Thursday, February 6, 2014

of course you can't flush toilet paper in Sochi!

Interesting watching the "international news" about the Olympics - we get CNN international- which not the same coverage as the USA, and the BBC along with some European news channels in English.

We laughed at the scandal of the sign telling the reporter not to flush the toilet paper... has no one been to a former USSR country before?  You really do not flush the toilet paper unless told it's OK to - hotels and apartments over five stories generally are good to flush but private homes and other buildings, if there isn't a sign, look for the waste basket right next to the toilet, it is there for your used TP. If the plumbing plugs up from the paper I am told, they have to jackhammer the cement to get to the plumbing for the system... maybe just a "not working" sign will get hung up, if you can read it.

The don't flush the toilet paper was one of the first things we learned the first summer we came to Ukraine, and carry your own toilet paper is a good idea too, public places don't always have it, unless you pay for a piece, and real Ukrainian toilet paper is rather like brown crepe paper you rip off a roll (no perforations) but the fluffier many colored kind you are more familiar with is widely sold and as popular it seems now. The first summer teaching English, I discovered what people do when they don't have any toilet paper on them when I found one of my English lesson handouts  had been put to to  a different use in the ladies' room waste paper basket.

 I found this photo on a Ukrainian site, of a sign explaining how to use a toilet properly, for those used to the old style we call "squatties" because that is what you do to use them. The center left is a good idea, when I am happy to find a western style toilet in a public restroom I always check for footprints on the toilet seat.

Some of the other things on the news sound like bad Russian to English translations.... like "water dangerous for on face", it could just mean don't drink the tap water, which is pretty standard for foreigners anyway! Try some menus translated into English for more fun, if there are any available that is, sometimes it can be almost as hard to figure out as if it was in Russian! I still remember the "ironed" dish on one menu, which was I assumed "pressed?"

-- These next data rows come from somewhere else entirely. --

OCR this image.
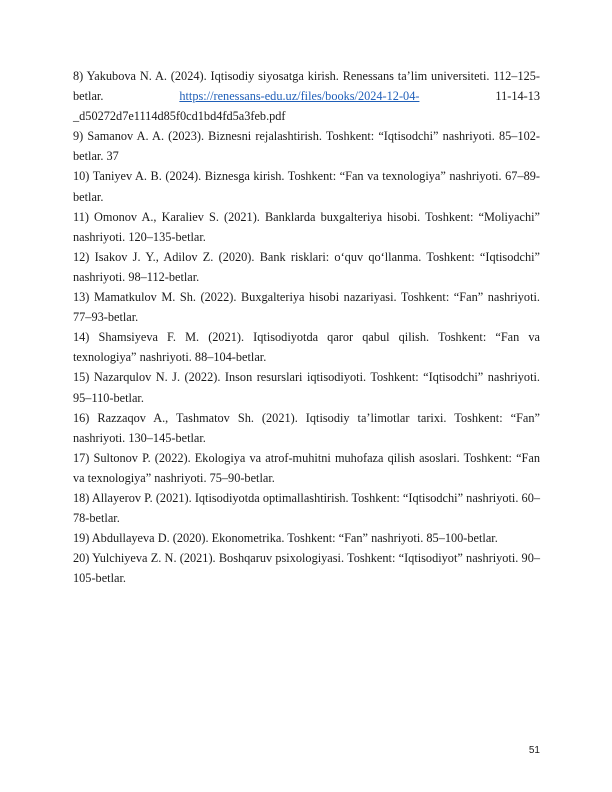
8) Yakubova N. A. (2024). Iqtisodiy siyosatga kirish. Renessans ta’lim universiteti. 112–125-betlar. https://renessans-edu.uz/files/books/2024-12-04- 11-14-13 _d50272d7e1114d85f0cd1bd4fd5a3feb.pdf

9) Samanov A. A. (2023). Biznesni rejalashtirish. Toshkent: “Iqtisodchi” nashriyoti. 85–102-betlar. 37

10) Taniyev A. B. (2024). Biznesga kirish. Toshkent: “Fan va texnologiya” nashriyoti. 67–89-betlar.

11) Omonov A., Karaliev S. (2021). Banklarda buxgalteriya hisobi. Toshkent: “Moliyachi” nashriyoti. 120–135-betlar.

12) Isakov J. Y., Adilov Z. (2020). Bank risklari: o‘quv qo‘llanma. Toshkent: “Iqtisodchi” nashriyoti. 98–112-betlar.

13) Mamatkulov M. Sh. (2022). Buxgalteriya hisobi nazariyasi. Toshkent: “Fan” nashriyoti. 77–93-betlar.

14) Shamsiyeva F. M. (2021). Iqtisodiyotda qaror qabul qilish. Toshkent: “Fan va texnologiya” nashriyoti. 88–104-betlar.

15) Nazarqulov N. J. (2022). Inson resurslari iqtisodiyoti. Toshkent: “Iqtisodchi” nashriyoti. 95–110-betlar.

16) Razzaqov A., Tashmatov Sh. (2021). Iqtisodiy ta’limotlar tarixi. Toshkent: “Fan” nashriyoti. 130–145-betlar.

17) Sultonov P. (2022). Ekologiya va atrof-muhitni muhofaza qilish asoslari. Toshkent: “Fan va texnologiya” nashriyoti. 75–90-betlar.

18) Allayerov P. (2021). Iqtisodiyotda optimallashtirish. Toshkent: “Iqtisodchi” nashriyoti. 60–78-betlar.

19) Abdullayeva D. (2020). Ekonometrika. Toshkent: “Fan” nashriyoti. 85–100-betlar.

20) Yulchiyeva Z. N. (2021). Boshqaruv psixologiyasi. Toshkent: “Iqtisodiyot” nashriyoti. 90–105-betlar.

51
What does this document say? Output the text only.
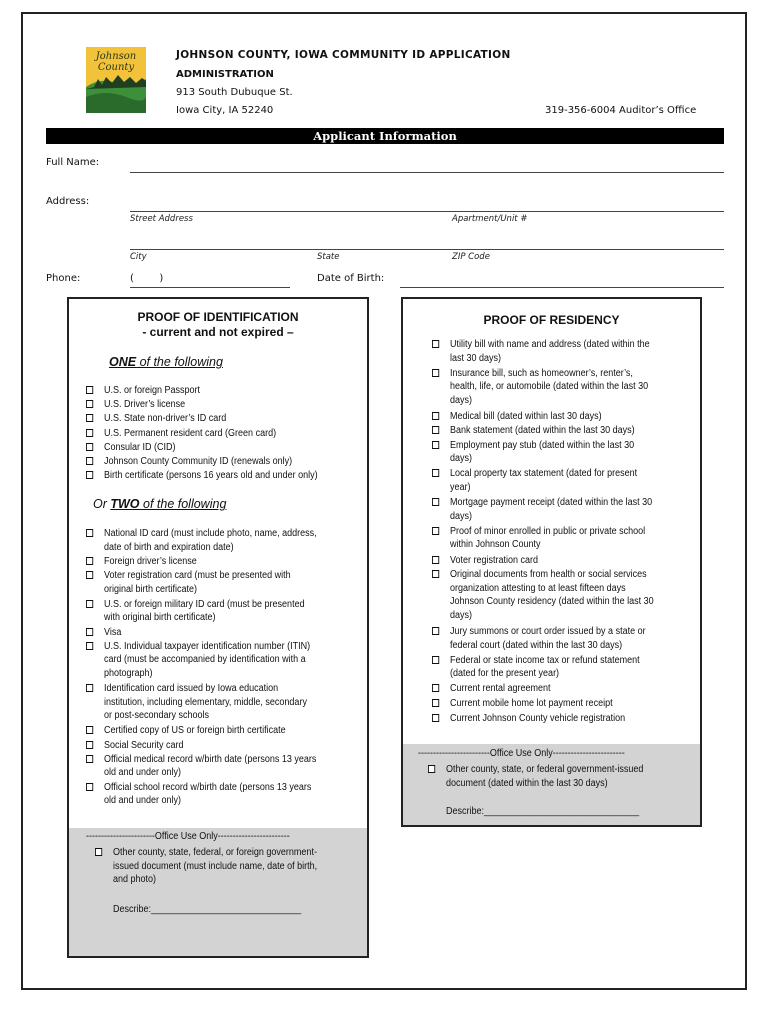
Johnson
County
JOHNSON COUNTY, IOWA COMMUNITY ID APPLICATION
ADMINISTRATION
913 South Dubuque St.
Iowa City, IA 52240	319-356-6004 Auditor’s Office
Applicant Information
Full Name:
Address:
Street Address	Apartment/Unit #
City	State	ZIP Code
Phone:	(        )	Date of Birth:
PROOF OF IDENTIFICATION
- current and not expired –
ONE of the following
U.S. or foreign Passport
U.S. Driver’s license
U.S. State non-driver’s ID card
U.S. Permanent resident card (Green card)
Consular ID (CID)
Johnson County Community ID (renewals only)
Birth certificate (persons 16 years old and under only)
Or TWO of the following
National ID card (must include photo, name, address,
date of birth and expiration date)
Foreign driver’s license
Voter registration card (must be presented with
original birth certificate)
U.S. or foreign military ID card (must be presented
with original birth certificate)
Visa
U.S. Individual taxpayer identification number (ITIN)
card (must be accompanied by identification with a
photograph)
Identification card issued by Iowa education
institution, including elementary, middle, secondary
or post-secondary schools
Certified copy of US or foreign birth certificate
Social Security card
Official medical record w/birth date (persons 13 years
old and under only)
Official school record w/birth date (persons 13 years
old and under only)
-----------------------Office Use Only------------------------
Other county, state, federal, or foreign government-
issued document (must include name, date of birth,
and photo)
Describe:______________________________
PROOF OF RESIDENCY
Utility bill with name and address (dated within the
last 30 days)
Insurance bill, such as homeowner’s, renter’s,
health, life, or automobile (dated within the last 30
days)
Medical bill (dated within last 30 days)
Bank statement (dated within the last 30 days)
Employment pay stub (dated within the last 30
days)
Local property tax statement (dated for present
year)
Mortgage payment receipt (dated within the last 30
days)
Proof of minor enrolled in public or private school
within Johnson County
Voter registration card
Original documents from health or social services
organization attesting to at least fifteen days
Johnson County residency (dated within the last 30
days)
Jury summons or court order issued by a state or
federal court (dated within the last 30 days)
Federal or state income tax or refund statement
(dated for the present year)
Current rental agreement
Current mobile home lot payment receipt
Current Johnson County vehicle registration
------------------------Office Use Only------------------------
Other county, state, or federal government-issued
document (dated within the last 30 days)
Describe:_______________________________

We are looking forward to watching the Olympics on television this time, although we will miss the opening ceremonies because we will be doing Garry's English discussion group in Dnepropetroesk when it is on live (and we need to pay the satellite bill today on one of the machines in the city, we were going to do it on Wednsesday but Garry needs to put all the numbers for the phones, internet, and the satellite on a new card for his new wallet, since that was in his wallet that was stolen in December in Kiev)We did not see much of the last winter games in Vancouver because we did not have the Eurosport channel we have on the satellite then, we only had the free to air channels then. Garry had hoped that we could go to Sochi, because there was a rumor that visas to Russia would not be needed for the Olympics, but that did not happen and the price of tickets for the semi and gold medal hockey games is amazingly high when he looked online. We can have fun rooting for three different countries' athletes!